Of course, white flight and the relaxing of court orders that mandated school integration have played a part in low rates of racial exposure in school, says Rivkin. But he argues that such factors don't reveal the whole picture.

"I think this focus on the notion that desegregation was made untenable by white flight is not true," said Rivkin. "There was some white flight, but it's not the case that districts were not able to succeed in desegregating schools because all white children left." 

On the other hand, Gary Orfield, a professor and research for the UCLA Civil Rights Project who has spent his career studying segregation issues, maintains that the exposure measure is a significantly better indicator of school segregation. Using the dissimilarity index as a tool, he says, can be misleading. 

"The whole theory of the educational effect of desegregation comes from exposure, not randomness of distribution," Orfield told HuffPost -- although he acknowledged that because of demographic changes, "everything else being equal, there will be less exposure." 

The dissolution of court-ordered school desegregation plans in the 1980s and 1990s played a key role in the decline of school integration, according to Orfield. 

"I do believe that the demographics are the primary driver of re-segregation for Latinos, who were never really desegregated.
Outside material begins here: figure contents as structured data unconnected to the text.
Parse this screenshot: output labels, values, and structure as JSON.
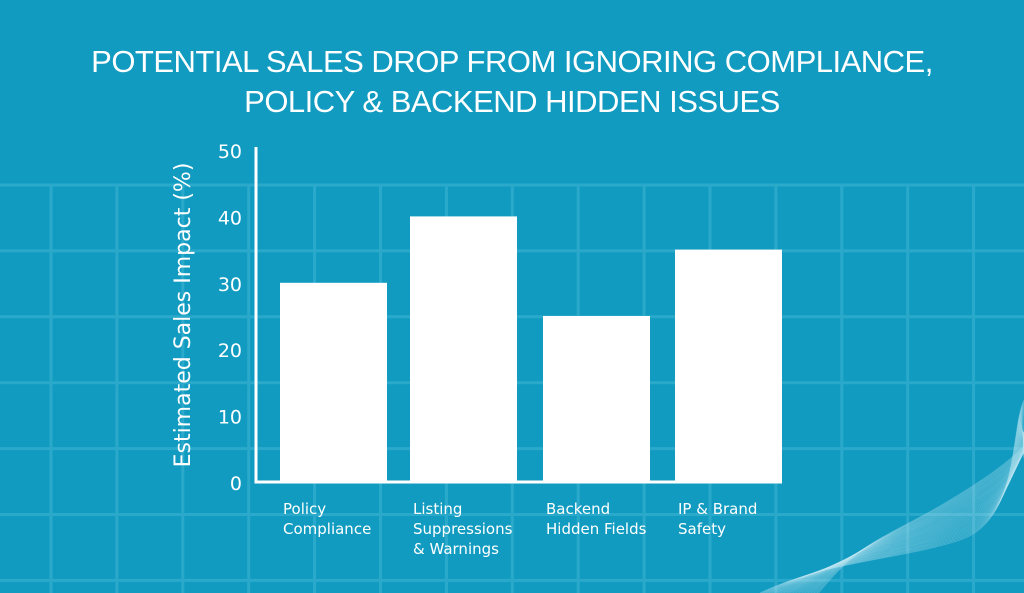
{
  "colors": {
    "background": "#119bc0",
    "grid": "#2ba9cb",
    "bar": "#ffffff",
    "axis": "#ffffff",
    "text": "#ffffff"
  },
  "chart_data": {
    "type": "bar",
    "title_lines": [
      "POTENTIAL SALES DROP FROM IGNORING COMPLIANCE,",
      "POLICY & BACKEND HIDDEN ISSUES"
    ],
    "title": "POTENTIAL SALES DROP FROM IGNORING COMPLIANCE, POLICY & BACKEND HIDDEN ISSUES",
    "xlabel": "",
    "ylabel": "Estimated Sales Impact (%)",
    "categories": [
      "Policy Compliance",
      "Listing Suppressions & Warnings",
      "Backend Hidden Fields",
      "IP & Brand Safety"
    ],
    "category_label_lines": [
      [
        "Policy",
        "Compliance"
      ],
      [
        "Listing",
        "Suppressions",
        "& Warnings"
      ],
      [
        "Backend",
        "Hidden Fields"
      ],
      [
        "IP & Brand",
        "Safety"
      ]
    ],
    "values": [
      30,
      40,
      25,
      35
    ],
    "ylim": [
      0,
      50
    ],
    "yticks": [
      0,
      10,
      20,
      30,
      40,
      50
    ],
    "ytick_labels": [
      "0",
      "10",
      "20",
      "30",
      "40",
      "50"
    ],
    "grid": false,
    "legend": "none"
  }
}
For blacks, the dissolution of desegregation plans is obviously a major factor," he said. "The reason we concentrate on exposure is because the benefits of desegregation come from actual [racial] contact under particular conditions."

The Education Next paper comes amid growing speculation that new acting U.S. Secretary of Education John King will make school integration a priority. In his previous role as the New York state education commissioner, King initiated a grant program to encourage socioeconomic integration. 

Schools that are integrated better reflect our values as a country,” King said in a September speech. 

CORRECTION: A previous version of this story stated that Dr. Rivkin is affiliated with the University of Chicago. In fact, he is at the University of Illinois at Chicago.